Often times, if you’re experiencing these symptoms, you’re like many other Americans who suffer from IBS. Visiting your doctor and talking about your symptoms can help you find treatment that will give you relief. Following your “gut feeling” by visiting your doctor can also help rule out other possible gastrointestinal diseases.

 

With your condition identified, your doctor can set up a treatment plan. While treatment will help, IBS cannot be cured. That is not to say you can’t live a normal comfortable life; although you might deal with IBS for years, it can be managed through treatment. 

 

Treatment

Treatment options for IBS are varied, ranging from medication to diet. Some people are able to control their symptoms by managing diet. Eating a high fiber diet and taking fiber supplements has been successful for many people. Self-care such as physical exercise, stress management, and relaxation techniques can also help patients.

 

There are also several classes of drugs that have proven to be helpful for many people. These include antibiotics, antispasmodics, antidiarrheal, or nerve pain medication.

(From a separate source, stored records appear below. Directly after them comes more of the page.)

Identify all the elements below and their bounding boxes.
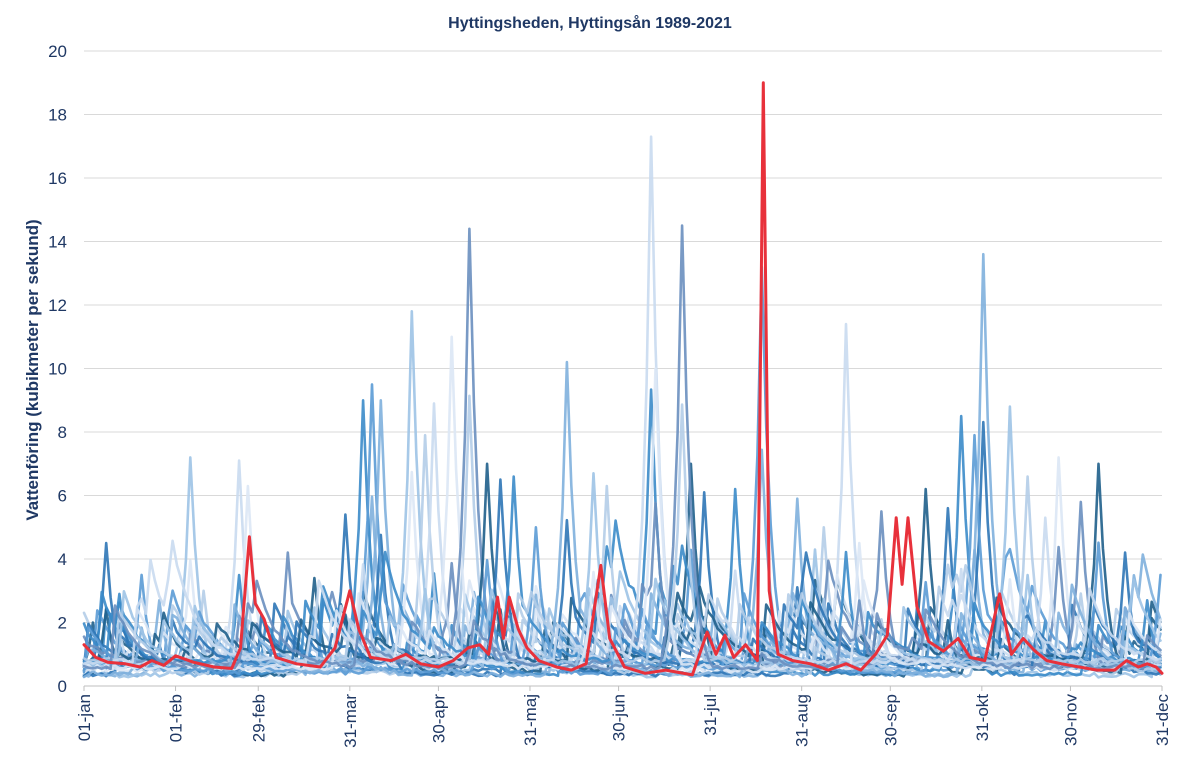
- x-tick-label: 29-feb: [249, 694, 268, 742]
- y-axis-label: Vattenföring (kubikmeter per sekund): [23, 219, 42, 520]
- y-tick-label: 4: [58, 550, 67, 569]
- x-tick-label: 30-jun: [610, 694, 629, 741]
- y-tick-label: 16: [48, 169, 67, 188]
- series-line-2021: [82, 81, 1164, 677]
- x-axis-ticks: 01-jan 01-feb 29-feb 31-mar 30-apr 31-maj 30-j…: [75, 686, 1172, 748]
- y-tick-label: 18: [48, 106, 67, 125]
- x-tick-label: 30-nov: [1061, 694, 1080, 746]
- x-tick-label: 31-maj: [521, 694, 540, 746]
- y-axis-ticks: 0 2 4 6 8 10 12 14 16 18 20: [48, 42, 67, 696]
- y-tick-label: 20: [48, 42, 67, 61]
- x-tick-label: 01-jan: [75, 694, 94, 741]
- x-tick-label: 30-apr: [429, 694, 448, 743]
- x-tick-label: 01-feb: [167, 694, 186, 742]
- series-line-background: [82, 367, 1162, 671]
- y-tick-label: 8: [58, 423, 67, 442]
- y-tick-label: 12: [48, 296, 67, 315]
- x-tick-label: 31-dec: [1153, 694, 1172, 746]
- x-tick-label: 31-jul: [701, 694, 720, 736]
- x-tick-label: 30-sep: [881, 694, 900, 746]
- highlight-series: [82, 81, 1164, 677]
- y-tick-label: 6: [58, 487, 67, 506]
- series-line-background: [82, 487, 1162, 678]
- x-tick-label: 31-mar: [341, 694, 360, 748]
- y-tick-label: 10: [48, 360, 67, 379]
- y-tick-label: 14: [48, 233, 67, 252]
- chart-title: Hyttingsheden, Hyttingsån 1989-2021: [448, 14, 732, 32]
- y-tick-label: 2: [58, 614, 67, 633]
- x-tick-label: 31-okt: [973, 694, 992, 742]
- x-tick-label: 31-aug: [793, 694, 812, 747]
- y-tick-label: 0: [58, 677, 67, 696]
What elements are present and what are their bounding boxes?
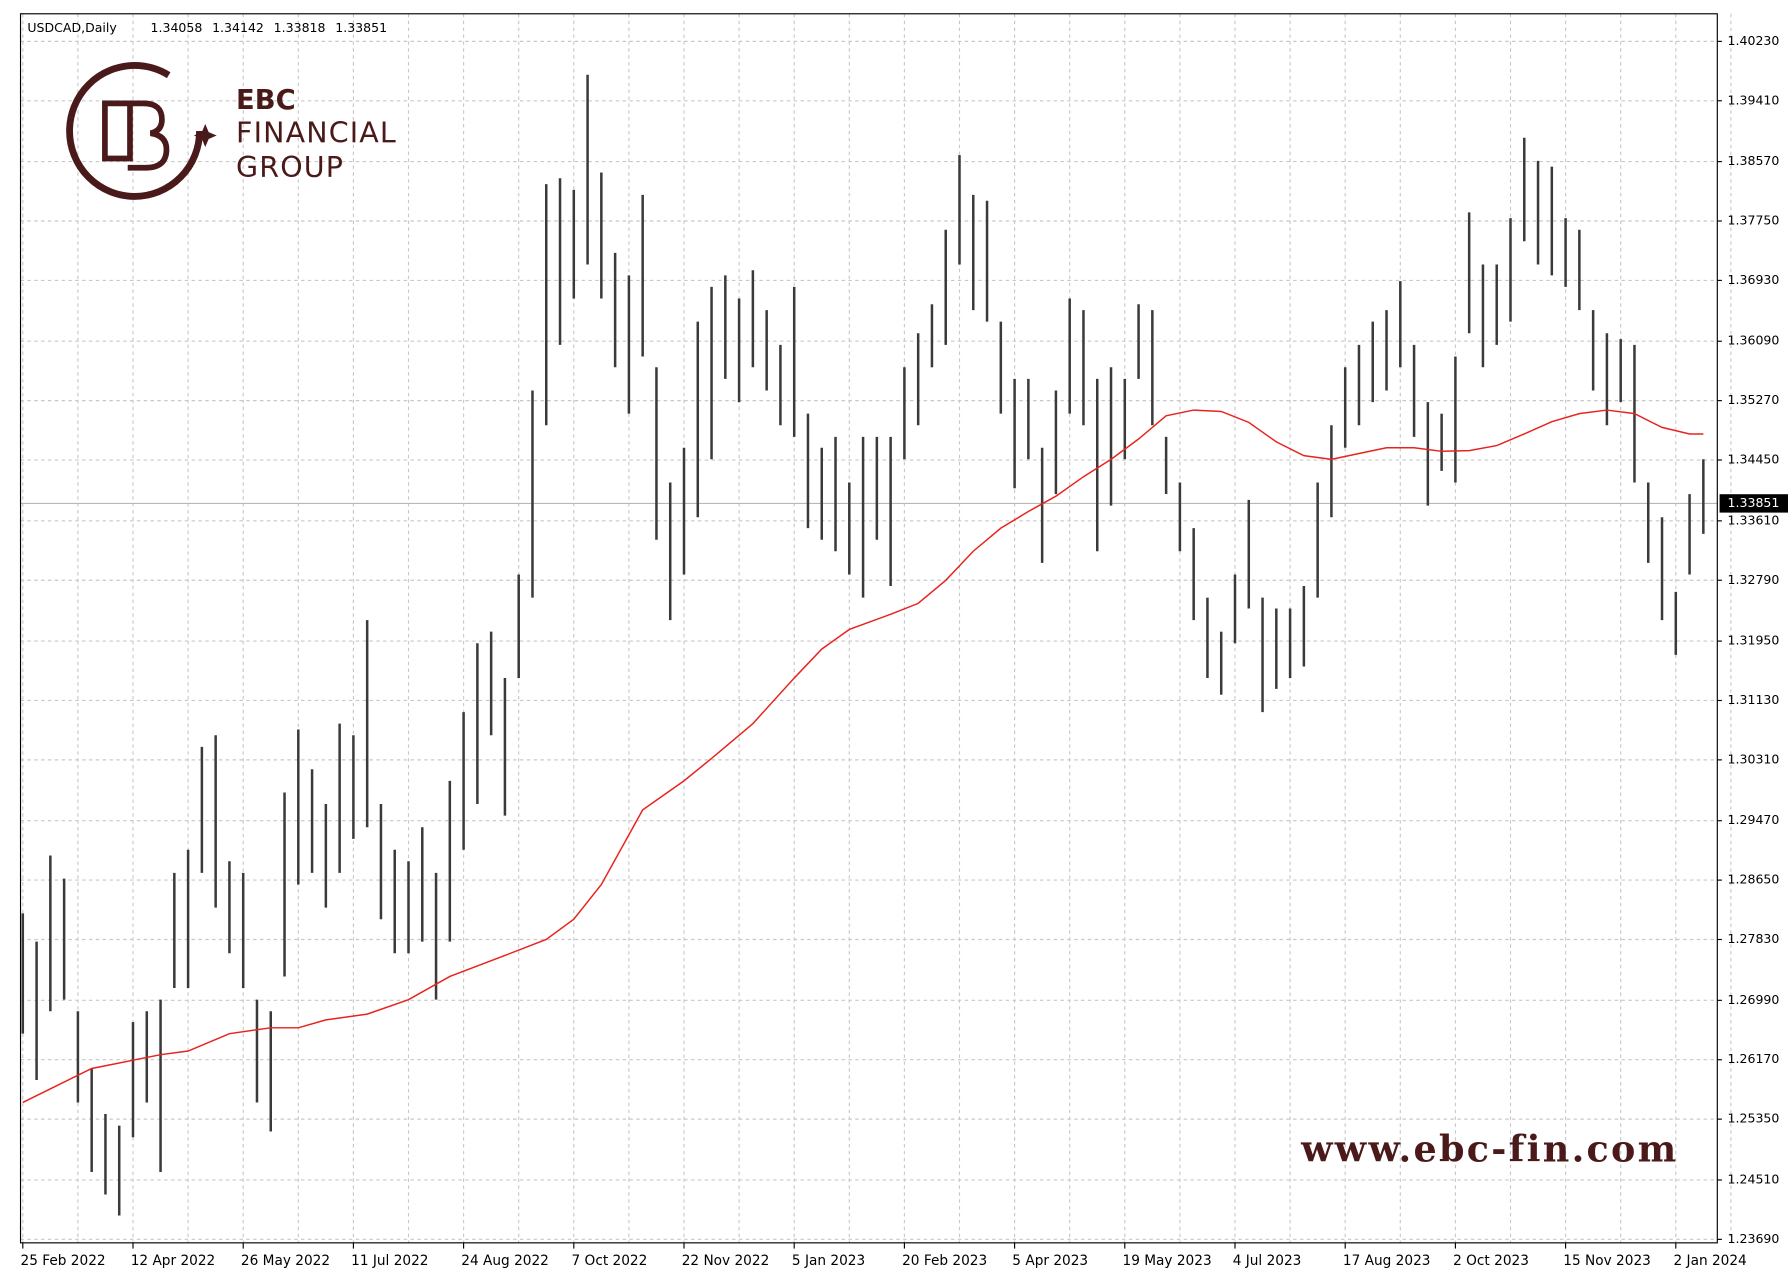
x-tick-label: 20 Feb 2023 — [902, 1253, 987, 1269]
watermark: www.ebc-fin.com — [1300, 1128, 1678, 1171]
logo-text: GROUP — [236, 150, 344, 184]
logo-mark — [102, 100, 170, 171]
header-value: 1.34142 — [212, 20, 264, 35]
y-tick-label: 1.23690 — [1728, 1231, 1780, 1246]
header-value: 1.33818 — [274, 20, 326, 35]
y-tick-label: 1.40230 — [1728, 33, 1780, 48]
y-tick-label: 1.37750 — [1728, 212, 1780, 227]
x-tick-label: 12 Apr 2022 — [131, 1253, 216, 1269]
y-tick-label: 1.25350 — [1728, 1111, 1780, 1126]
x-tick-label: 22 Nov 2022 — [682, 1253, 770, 1269]
x-tick-label: 26 May 2022 — [241, 1253, 330, 1269]
y-tick-label: 1.26170 — [1728, 1051, 1780, 1066]
y-tick-label: 1.34450 — [1728, 451, 1780, 466]
logo-ring — [66, 62, 203, 200]
plot-frame — [19, 13, 1718, 1244]
header-values: 1.34058 1.34142 1.33818 1.33851 — [151, 20, 388, 35]
symbol-label: USDCAD,Daily — [27, 20, 117, 35]
header-value: 1.33851 — [335, 20, 387, 35]
header-value: 1.34058 — [151, 20, 203, 35]
y-tick-label: 1.38570 — [1728, 153, 1780, 168]
marks — [20, 74, 1718, 1216]
x-tick-label: 2 Oct 2023 — [1453, 1253, 1529, 1269]
x-tick-label: 2 Jan 2024 — [1674, 1253, 1747, 1269]
x-tick-label: 11 Jul 2022 — [351, 1253, 428, 1269]
logo-text: FINANCIAL — [236, 115, 397, 149]
x-tick-label: 24 Aug 2022 — [461, 1253, 549, 1269]
x-tick-label: 7 Oct 2022 — [572, 1253, 648, 1269]
y-tick-label: 1.31130 — [1728, 692, 1780, 707]
y-tick-label: 1.27830 — [1728, 931, 1780, 946]
x-tick-label: 17 Aug 2023 — [1343, 1253, 1431, 1269]
x-tick-label: 5 Apr 2023 — [1012, 1253, 1088, 1269]
y-tick-label: 1.31950 — [1728, 633, 1780, 648]
y-tick-label: 1.30310 — [1728, 751, 1780, 766]
logo: EBC FINANCIAL GROUP — [66, 62, 397, 200]
y-tick-label: 1.24510 — [1728, 1171, 1780, 1186]
x-tick-label: 5 Jan 2023 — [792, 1253, 865, 1269]
last-price-box — [1719, 494, 1788, 513]
logo-star — [193, 124, 217, 148]
x-tick-label: 25 Feb 2022 — [21, 1253, 106, 1269]
y-tick-label: 1.33610 — [1728, 512, 1780, 527]
last-price-label: 1.33851 — [1728, 495, 1780, 510]
logo-text: EBC — [236, 85, 296, 116]
y-tick-label: 1.36090 — [1728, 333, 1780, 348]
x-tick-label: 4 Jul 2023 — [1233, 1253, 1302, 1269]
x-tick-label: 15 Nov 2023 — [1563, 1253, 1651, 1269]
y-tick-label: 1.28650 — [1728, 872, 1780, 887]
y-tick-label: 1.32790 — [1728, 572, 1780, 587]
y-tick-label: 1.35270 — [1728, 392, 1780, 407]
y-tick-label: 1.36930 — [1728, 272, 1780, 287]
y-tick-label: 1.29470 — [1728, 812, 1780, 827]
y-tick-label: 1.39410 — [1728, 92, 1780, 107]
y-tick-label: 1.26990 — [1728, 992, 1780, 1007]
x-tick-label: 19 May 2023 — [1123, 1253, 1212, 1269]
moving-average — [22, 409, 1704, 1104]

While treatment options for IBS is varied, your doctor can help you determine a treatment plan that is best for you. 

 

Improving Quality of Life

Seeking help for IBS is very important, as it greatly affects one’s quality of life. Part of this is its association with bloating, discomfort, and an altered body image for those suffering from it. Quality of life reports from patients with IBS are significantly altered compared to the general population, but seeking medical treatment can help.

 

Although there is a certain taboo and some discomfort surrounding IBS, it’s very important to seek care. If you’ve been suffering from symptoms of IBS, contact your doctor and begin finding treatment to get you back to living a normal, comfortable, happy life.